You can point out how, throughout the nineteenth century, private citizens and entrepreneurs were the ones who financed and built the roads: such privately financed roads connected entire cities, such as from Lancaster to Philadelphia. You can point out to them that it was private volunteer fire departments that got the job done (I blogged about that here), and that private associations made public libraries. You can also point out the case study in seventeenth-century England of a consensually funded entrepreneur outperforming the government monopoly in delivering the mail (my blog post on that here).

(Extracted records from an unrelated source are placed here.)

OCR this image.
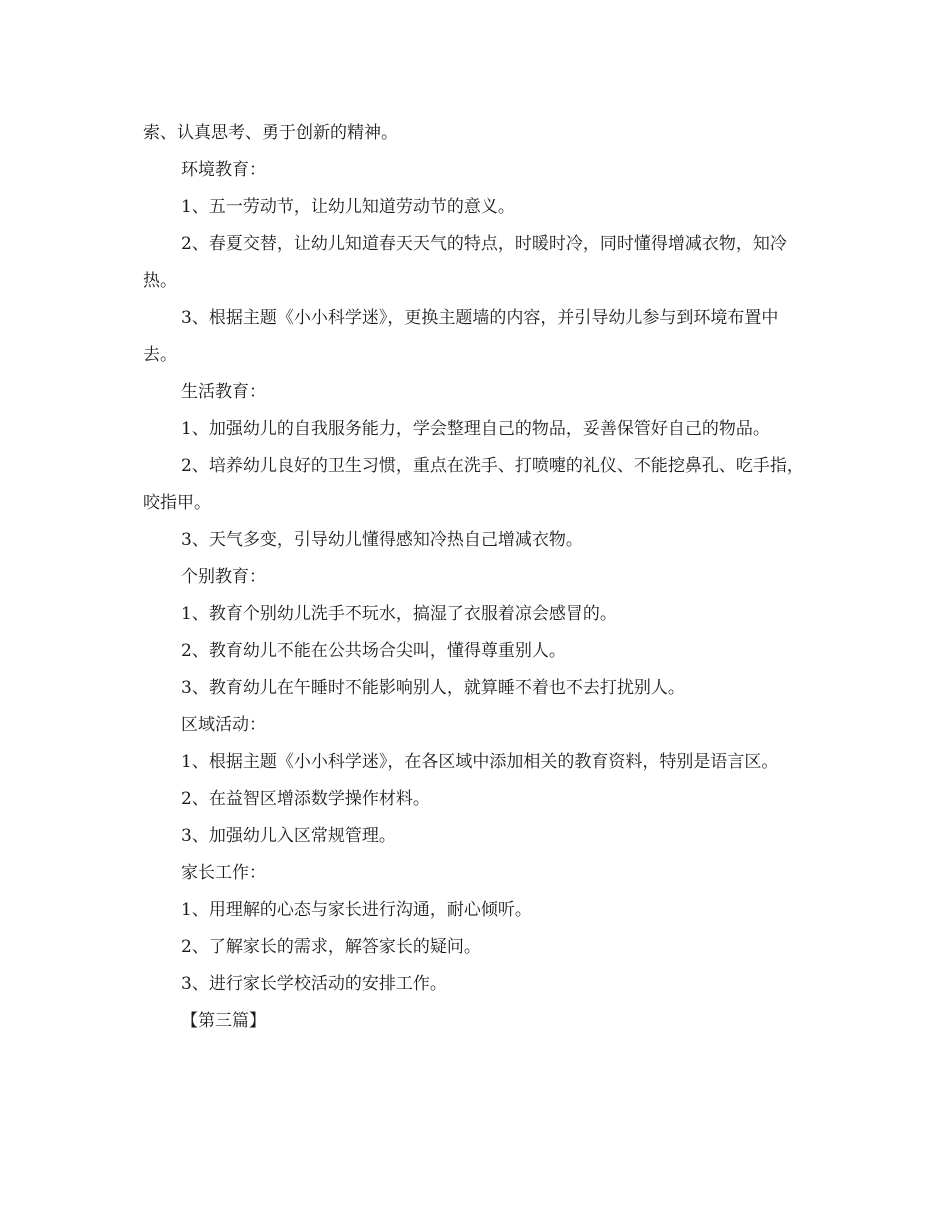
索、认真思考、勇于创新的精神。

环境教育：

1、五一劳动节，让幼儿知道劳动节的意义。

2、春夏交替，让幼儿知道春天天气的特点，时暖时冷，同时懂得增减衣物，知冷热。

3、根据主题《小小科学迷》，更换主题墙的内容，并引导幼儿参与到环境布置中去。

生活教育：

1、加强幼儿的自我服务能力，学会整理自己的物品，妥善保管好自己的物品。

2、培养幼儿良好的卫生习惯，重点在洗手、打喷嚏的礼仪、不能挖鼻孔、吃手指，咬指甲。

3、天气多变，引导幼儿懂得感知冷热自己增减衣物。

个别教育：

1、教育个别幼儿洗手不玩水，搞湿了衣服着凉会感冒的。

2、教育幼儿不能在公共场合尖叫，懂得尊重别人。

3、教育幼儿在午睡时不能影响别人，就算睡不着也不去打扰别人。

区域活动：

1、根据主题《小小科学迷》，在各区域中添加相关的教育资料，特别是语言区。

2、在益智区增添数学操作材料。

3、加强幼儿入区常规管理。

家长工作：

1、用理解的心态与家长进行沟通，耐心倾听。

2、了解家长的需求，解答家长的疑问。

3、进行家长学校活动的安排工作。

【第三篇】
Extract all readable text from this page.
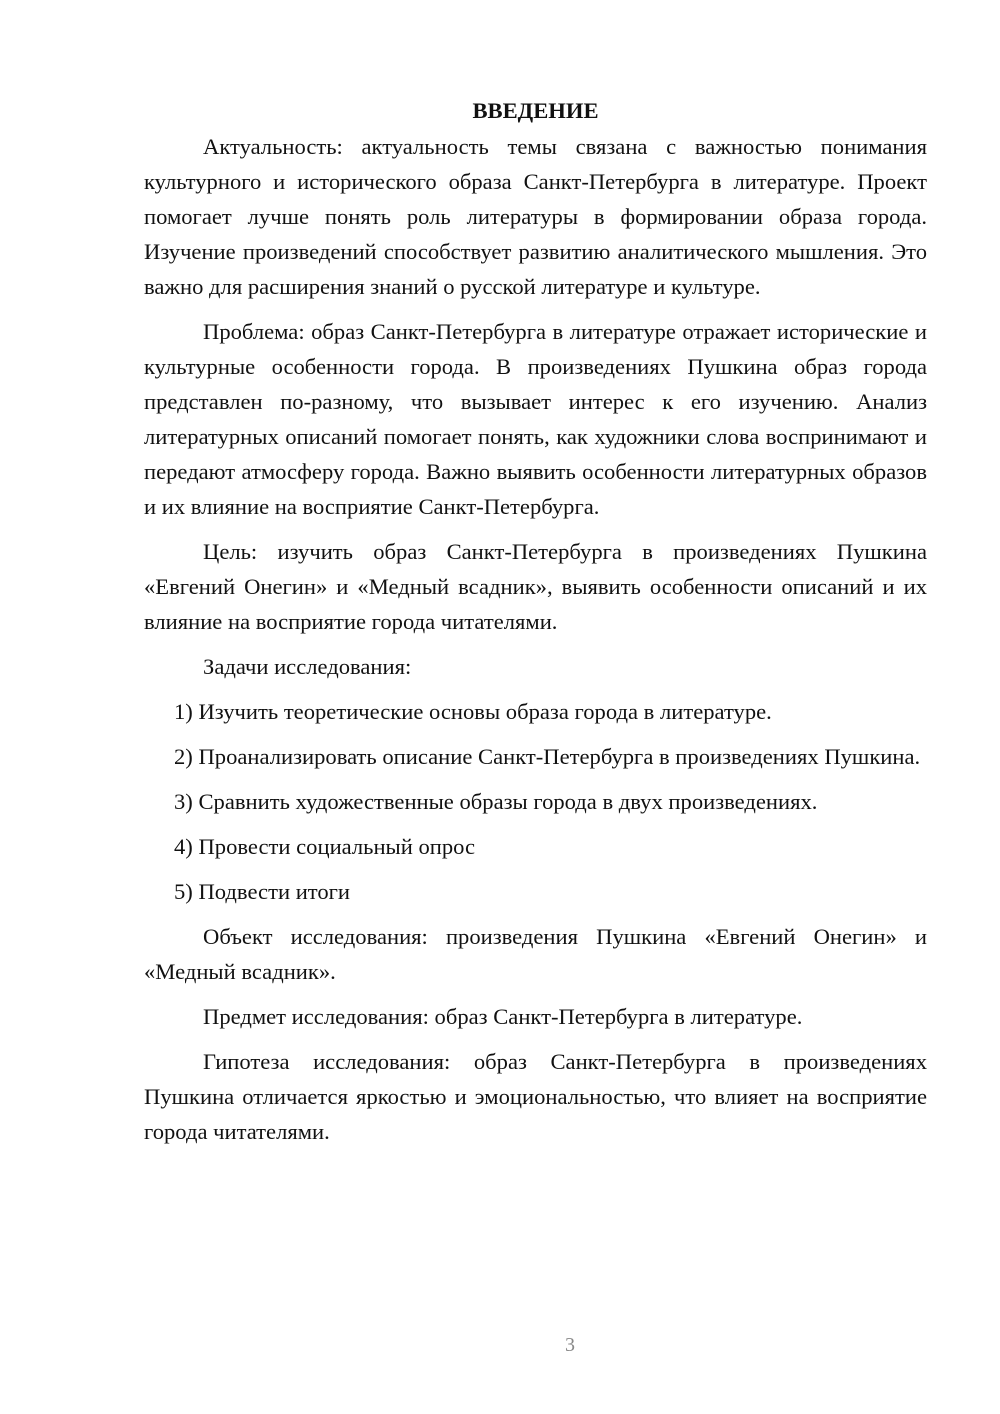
ВВЕДЕНИЕ

Актуальность: актуальность темы связана с важностью понимания культурного и исторического образа Санкт-Петербурга в литературе. Проект помогает лучше понять роль литературы в формировании образа города. Изучение произведений способствует развитию аналитического мышления. Это важно для расширения знаний о русской литературе и культуре.

Проблема: образ Санкт-Петербурга в литературе отражает исторические и культурные особенности города. В произведениях Пушкина образ города представлен по-разному, что вызывает интерес к его изучению. Анализ литературных описаний помогает понять, как художники слова воспринимают и передают атмосферу города. Важно выявить особенности литературных образов и их влияние на восприятие Санкт-Петербурга.

Цель: изучить образ Санкт-Петербурга в произведениях Пушкина «Евгений Онегин» и «Медный всадник», выявить особенности описаний и их влияние на восприятие города читателями.

Задачи исследования:

1) Изучить теоретические основы образа города в литературе.

2) Проанализировать описание Санкт-Петербурга в произведениях Пушкина.

3) Сравнить художественные образы города в двух произведениях.

4) Провести социальный опрос

5) Подвести итоги

Объект исследования: произведения Пушкина «Евгений Онегин» и «Медный всадник».

Предмет исследования: образ Санкт-Петербурга в литературе.

Гипотеза исследования: образ Санкт-Петербурга в произведениях Пушкина отличается яркостью и эмоциональностью, что влияет на восприятие города читателями.

3
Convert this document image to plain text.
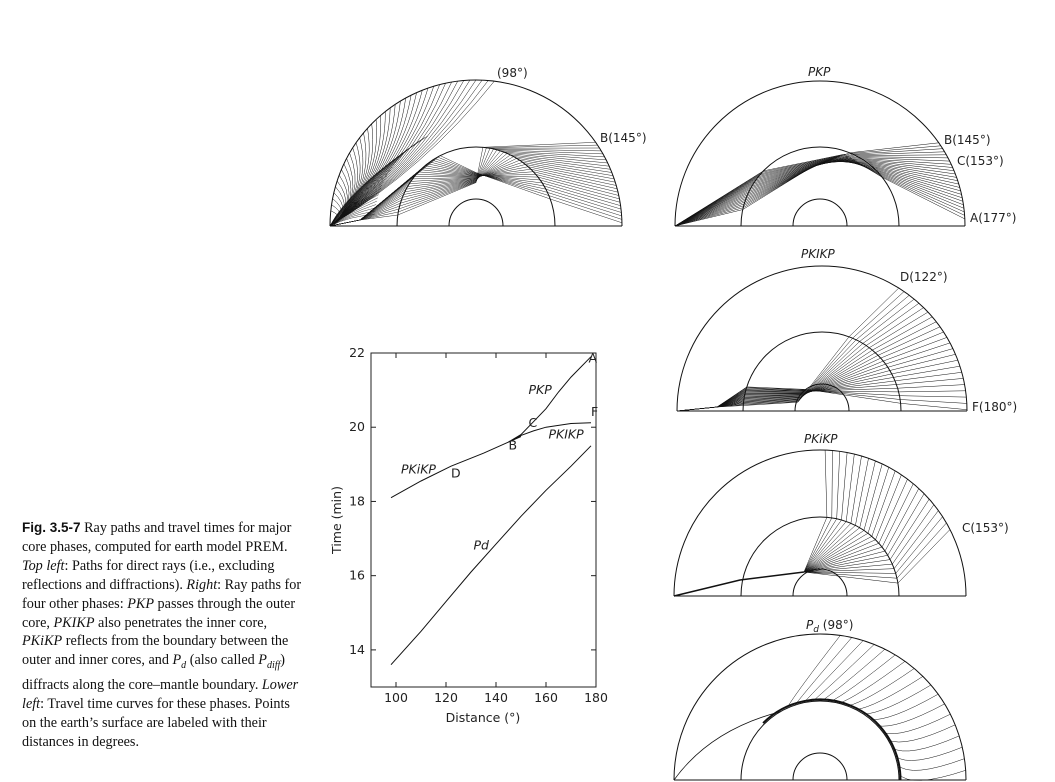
Fig. 3.5-7 Ray paths and travel times for major core phases, computed for earth model PREM. Top left: Paths for direct rays (i.e., excluding reflections and diffractions). Right: Ray paths for four other phases: PKP passes through the outer core, PKIKP also penetrates the inner core, PKiKP reflects from the boundary between the outer and inner cores, and $P_d$ (also called $P_{diff}$) diffracts along the core–mantle boundary. Lower left: Travel time curves for these phases. Points on the earth’s surface are labeled with their distances in degrees.
(98°)
B(145°)
PKP
B(145°)
C(153°)
A(177°)
PKIKP
D(122°)
F(180°)
PKiKP
C(153°)
$P_d$ (98°)
100 120 140 160 180
14
16
18
20
22	A
B
C
D
F
PKP
PKIKP
PKiKP
Pd
Distance (°)
Time (min)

Once people are made more aware that they don't need everything to be financed by governmental extortion, they become less afraid that everything will fall apart without it. Then they are more amenable to the ethical arguments, and the explanation of why, if the IRS behaves with more regularity and predictability than do random muggers, that does not morally justify the extortion involved. This is important context that is not provided in humorous memes that simply say "Taxation is theft." If it were obvious to people that taxation is theft, we would not have to make the case that we make.

On July 11, 2017, I added the quotation from David "SpinosaurusKin" Sherratt and the quotation from Chelsea Manning. On this same day I added the links to my blog post -- written months after this one -- about private firefighting and private postal services.  That same day, I added the meme about how the government is a weapon and not a charity.